Today, the New York School of Interior Design celebrated its 2019 graduating class. As is customary at commencement day ceremonies, the school conferred honorary doctorates upon two accomplished individuals, who then in return shared their experiences, anecdotes, and advice with the assembled graduates. This being NYSID, the information imparted by designers Nate Berkus and Elaine Griffin was particularly worth mining for gems of interiors-focused wisdom. The speeches vacillated between serious and humorous moments. At one point in her address, Griffin stated, "So while, yes, it’s important to share your creativity with folks who can write big checks, nothing feels better than sharing it with people who can’t." Elsewhere, however, she joked, "If there are 111 students graduating today, I can guarantee you that there are also 111 different ideas in this room of what is the perfect white." Below, AD PRO shares the two speeches' 12 most memorable—and educational—quotes.
On designers changing lives:
". . .There has never been a more exciting and dynamic time to be a young designer out in the world creating beautiful spaces, and even changing lives. Yup, I said it. Changing lives."
On the lessons he learned from his first job as an assistant at an auction house:
"One, play to your strengths. I was a really awful assistant, but a great designer who instinctively knew how to put a room together. I didn’t let the 'terrible assistant' part define me. Instead, I focused on what I could do. Secondly, I realized that working for someone else was not for me. It was wildly important to me then—and still is—that I get to set my own schedule, and live and work by my own rules. So, that was how I found myself, at 24, the founder of Nate Berkus Associates. A firm that I still have today."
On what designers are really doing:
"What we are really doing, as designers, is mining for stories. Stories about where someone has come from, where they hope to go, and who they aspire to be. What makes someone’s heart sing, what makes us different, what makes us the same. We all want to see ourselves reflected—in each other, in our communities, in the world, and especially in our homes. This represents me—I see myself in this. This is your work as designers. It’s not just about which finish, or what cabinet, or which paint color. Not really."
On listening to clients:
"Everyone deserves to live well in their homes . . . When you get quiet and really listen to what people reveal about themselves, and honor what they hold dear and create spaces for them to have those things, it’s a big deal."
On believing in yourself:
"Give yourself permission to be inspiring . . . give yourself permission to believe you are inspiring. That is a big one. Permission to believe that you are inspiring to the people in your life. That’s not to say you won’t make mistakes or fall flat on your face. My talk show was canceled after two seasons, because I was really bad at cooking chickens. And more to the point, I hated doing it. True story. . . . But here’s the thing: My talk show ending opened up other exciting, better opportunities . . . things that I was genuinely passionate about, that inspired me. That I cared about."

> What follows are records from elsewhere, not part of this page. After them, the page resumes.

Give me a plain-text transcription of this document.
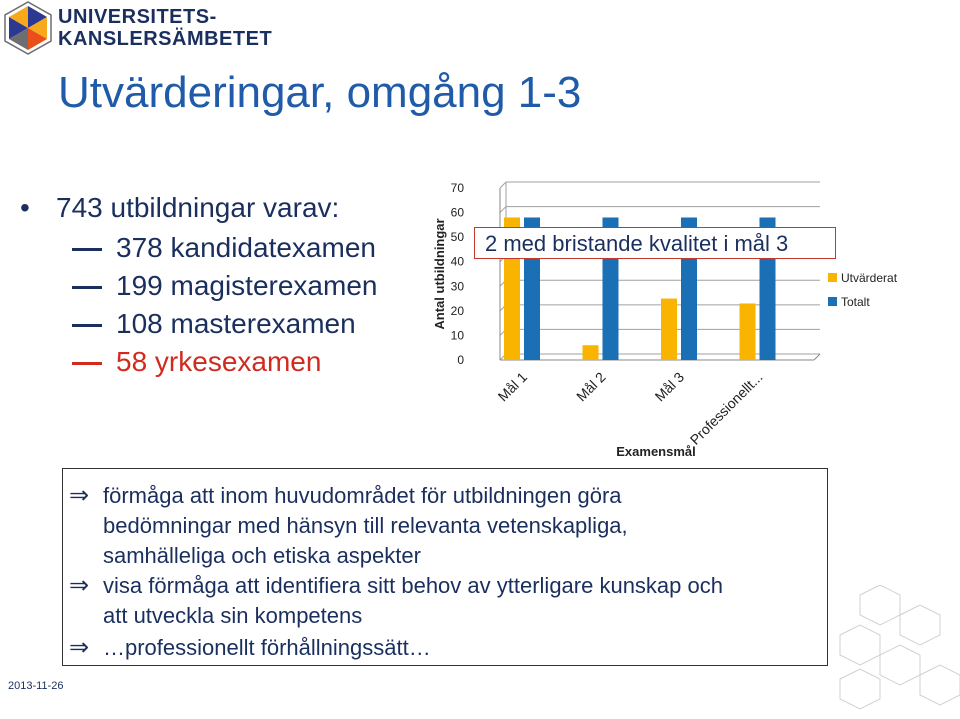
UNIVERSITETS-
KANSLERSÄMBETET
Utvärderingar, omgång 1-3
• 743 utbildningar varav:
378 kandidatexamen
199 magisterexamen
108 masterexamen
58 yrkesexamen	0
10
20
30
40
50
60
70
Antal utbildningar
Mål 1	Mål 2	Mål 3 Professionellt...
Examensmål
Utvärderat
Totalt
2 med bristande kvalitet i mål 3
⇒ förmåga att inom huvudområdet för utbildningen göra
bedömningar med hänsyn till relevanta vetenskapliga,
samhälleliga och etiska aspekter
⇒ visa förmåga att identifiera sitt behov av ytterligare kunskap och
att utveckla sin kompetens
⇒ …professionellt förhållningssätt…
2013-11-26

On why interior designers are superheroes:
"Everyone in this room is a superhero, because we’ve all been given an incredible superpower: We are creators. We have the supernatural ability to see a completed room where there is nothing. To see light where there is darkness. To look at 12 finishes and instinctively know that only one is right. If most people dream in soft pastels, we dream in Technicolor brights."

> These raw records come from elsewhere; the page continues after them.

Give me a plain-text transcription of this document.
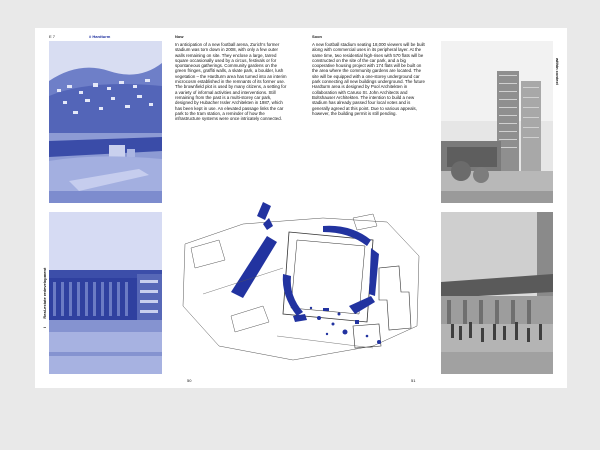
E 7	# Hardturm	Now	Soon
In anticipation of a new football arena, Zurich's former stadium was torn down in 2008, with only a few outer walls remaining on site. They enclose a large, tarred square occasionally used by a circus, festivals or for spontaneous gatherings. Community gardens on the green fringes, graffiti walls, a skate park, a boulder, lush vegetation – the Hardturm area has turned into an interim microcosm established in the remnants of its former use. The brownfield plot is used by many citizens, a setting for a variety of informal activities and interventions. Still remaining from the past is a multi-storey car park, designed by Hubacher Issler Architekten in 1987, which has been kept in use. An elevated passage links the car park to the tram station, a reminder of how the infrastructure systems were once intricately connected.
A new football stadium seating 18,000 viewers will be built along with commercial uses in its peripheral layer. At the same time, two residential high-rises with 570 flats will be constructed on the site of the car park, and a big cooperative housing project with 174 flats will be built on the area where the community gardens are located. The site will be equipped with a one-storey underground car park connecting all new buildings underground. The future Hardturm area is designed by Pool Architekten in collaboration with Caruso St. John Architects and Boltshauser Architekten. The intention to build a new stadium has already passed four local votes and is generally agreed at this point. Due to various appeals, however, the building permit is still pending.
I  Real-estate redevelopment
within context
50	51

On the importance of looking—and what she did while working for Peter Marino:
"You’re going to get understanding by looking. Be a visual sponge. Go everywhere, and look analytically at everything you see. Ask questions. I learned about proportion when I worked for Peter Marino by pestering his in-house furniture designer with 20,000 questions about the dimensions he specified in his drawings. This was my favorite way to spend my lunch break, much to his chagrin."
On how the eye is a muscle that needs to be trained:
"Here’s a confession: As a neophyte designer, I hated Art Deco. Loathed does not begin to describe how I felt. But it’s our job as interior designers to serve our clients by interpreting their vision for their homes—and not just imposing our stylistic will on them; dictatorial design is a no-no. So I knew that Art Deco I would have to learn to love. I spent nights at Barnes & Noble (this was before the Internet), studying the shapes, colors, and textures that made Art Deco chic . . . It took a lot of work, but today, if Barbra Streisand, one of the world’s biggest collectors of Art Deco furniture (seconded only by Cher, naturally) called me to do an Art Deco house for her in Hollywood, I could design one that she’d be proud to call home. Your takeaway here is that your eye is a muscle. The more you train it, just like your biceps, the better it is."

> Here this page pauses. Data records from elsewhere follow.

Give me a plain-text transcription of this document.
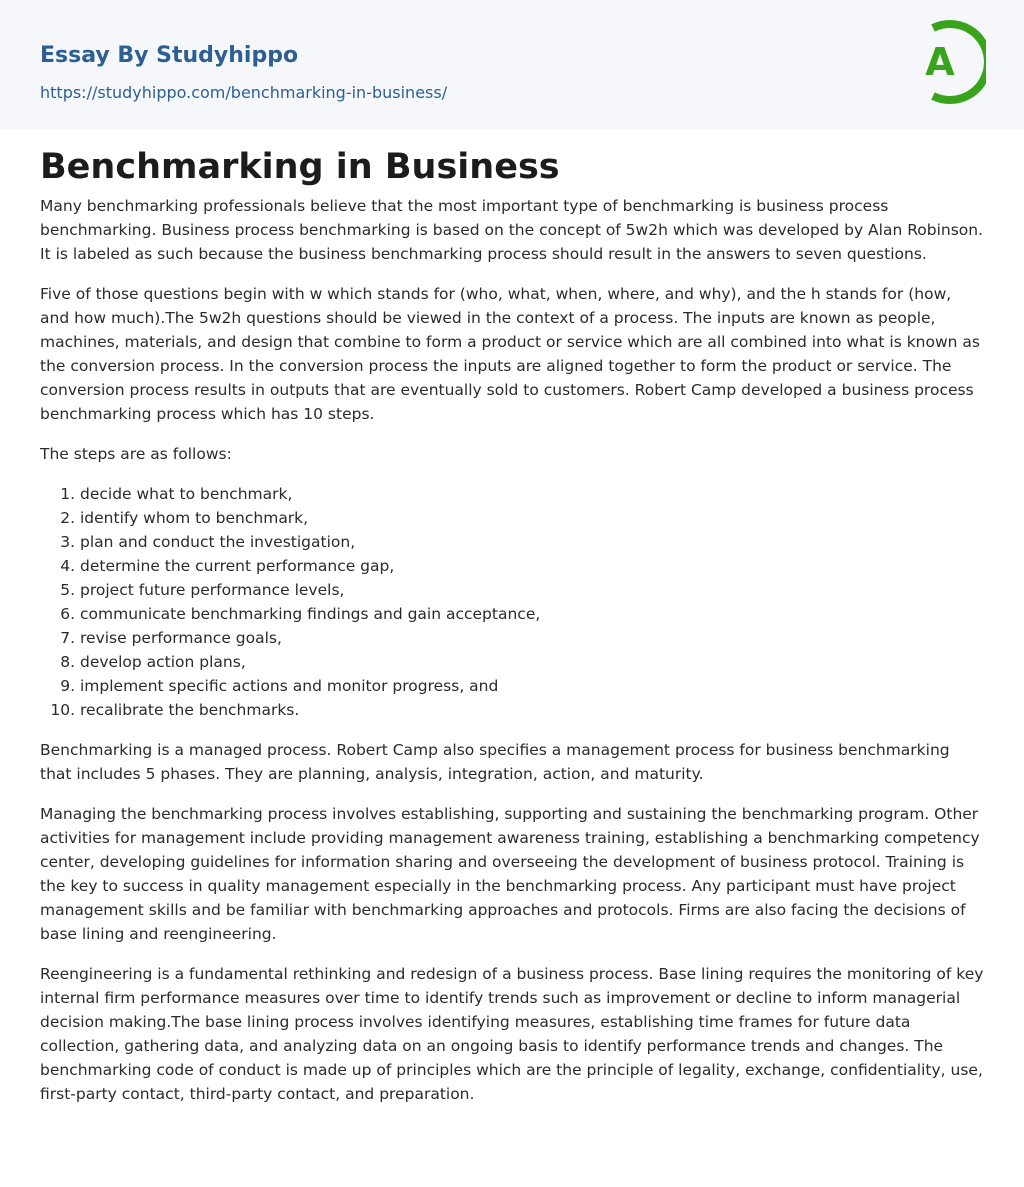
Essay By Studyhippo
https://studyhippo.com/benchmarking-in-business/
A
Benchmarking in Business

Many benchmarking professionals believe that the most important type of benchmarking is business process benchmarking. Business process benchmarking is based on the concept of 5w2h which was developed by Alan Robinson. It is labeled as such because the business benchmarking process should result in the answers to seven questions.

Five of those questions begin with w which stands for (who, what, when, where, and why), and the h stands for (how, and how much).The 5w2h questions should be viewed in the context of a process. The inputs are known as people, machines, materials, and design that combine to form a product or service which are all combined into what is known as the conversion process. In the conversion process the inputs are aligned together to form the product or service. The conversion process results in outputs that are eventually sold to customers. Robert Camp developed a business process benchmarking process which has 10 steps.

The steps are as follows:

1. decide what to benchmark,
2. identify whom to benchmark,
3. plan and conduct the investigation,
4. determine the current performance gap,
5. project future performance levels,
6. communicate benchmarking findings and gain acceptance,
7. revise performance goals,
8. develop action plans,
9. implement specific actions and monitor progress, and
10. recalibrate the benchmarks.

Benchmarking is a managed process. Robert Camp also specifies a management process for business benchmarking that includes 5 phases. They are planning, analysis, integration, action, and maturity.

Managing the benchmarking process involves establishing, supporting and sustaining the benchmarking program. Other activities for management include providing management awareness training, establishing a benchmarking competency center, developing guidelines for information sharing and overseeing the development of business protocol. Training is the key to success in quality management especially in the benchmarking process. Any participant must have project management skills and be familiar with benchmarking approaches and protocols. Firms are also facing the decisions of base lining and reengineering.

Reengineering is a fundamental rethinking and redesign of a business process. Base lining requires the monitoring of key internal firm performance measures over time to identify trends such as improvement or decline to inform managerial decision making.The base lining process involves identifying measures, establishing time frames for future data collection, gathering data, and analyzing data on an ongoing basis to identify performance trends and changes. The benchmarking code of conduct is made up of principles which are the principle of legality, exchange, confidentiality, use, first-party contact, third-party contact, and preparation.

On the idea of soul in interior design work:
"I want to leave you with the secret of being even better still: And that is, soul. If you will seek the soul of everything you do—of your clients, of a table, of a tree whose colors you look to for inspiration, or of a child that just asks for a pretty pink bedroom—if you will seek the soul, and not yourself, in whatever you create, you will be unstoppable. And that, graduates, is my wish for your future, in everything you do."